D. was cranky. It was past naptime, and he would not use any of his words. He did take all of the doctor’s toys and try to escape the room several times. The doctor left for a few minutes and returned with a thick book.
“I think your son has Sotos syndrome,” he said.
“I’ve never heard of that,” I said. Well, duh. The vast majority of doctors have never heard of it, so it’s not exactly surprising that I was completely unfamiliar with it. The neurologist pulled some information up on Google and said that we could do the same at home. He explained overgrowth syndromes in 25 words or less, and discussed our next steps.
“There’s a DNA test we can do that will tell us for sure whether he has Sotos or not. What insurance do you have?” We told him. “I don’t know if they’ll cover it. It’s Very Expensive.”
“So, do you want the test?”
Are there really people who say no? I mean, doesn’t everybody say, yes, do the test and we’ll figure out the money in a few months? That’s what we said. (And it turned out that our insurance did cover it.)
We went down for the blood draw and stopped when we saw the line of approximately 437 people ahead of us. I called M., the one friend I had made – remember, we’d only been living in our new city for two months – and asked her to take Z. home with her from school. We made it out of the hospital just in time to race to pick up S. and then head over to M’s house.
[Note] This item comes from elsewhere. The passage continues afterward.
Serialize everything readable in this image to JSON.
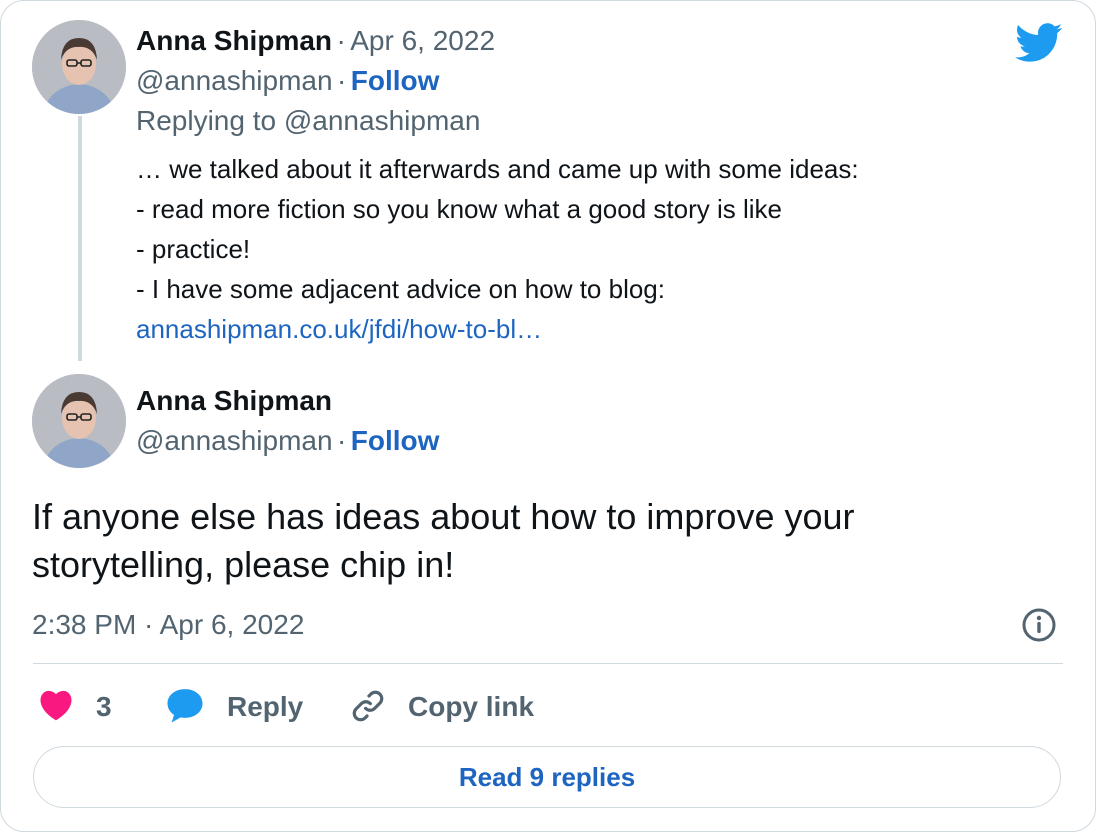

In the car, I called my parents and then used my BlackBerry to Google Sotos and I read gems like this one:
Motor delays are common due to hypotonia. Prolonged drooling and mouth breathing may be present due to poor tone of facial muscles. Delays in gross and fine motor movement are marked in early childhood and improve in the school years. Coordination problems may persist into adulthood. Receptive language (understanding others) tends to be more advanced than expressive language (formation of words), setting the stage for frustration. The child may whine or scream to demonstrate desires or emotions. Older children seem to develop competence and normal speech patterns. Borderline to average intelligence is expected, with learning deficits noted in language, math, and socialization. Intellectual, social, and emotional maturity may evolve on widely different timetables.
Guess which sentence I chose to focus on? Borderline to average just doesn’t sound so good to me. I’m sorry, it doesn’t.
At M’s house, I got out of the car and I think I tried to get out a sentence or two before I became hysterical. Why do I like M. so much? Because she didn’t try to say anything like, “I’m sure it’ll be fine.” She said, “I’m sorry,” and she asked if there was anything she could do to help. And she also didn’t stop calling me after I demonstrated just how insane I am by becoming hysterical on her front lawn. She called me a few days later to see how I was, and she just let me talk. M. is Good People.
We got home, and both Mr. WG and I spent the evening sitting with our laptops Googling away, reading, skimming, re-reading, and not really sharing our fears with each other. That lasted for about 24 hours.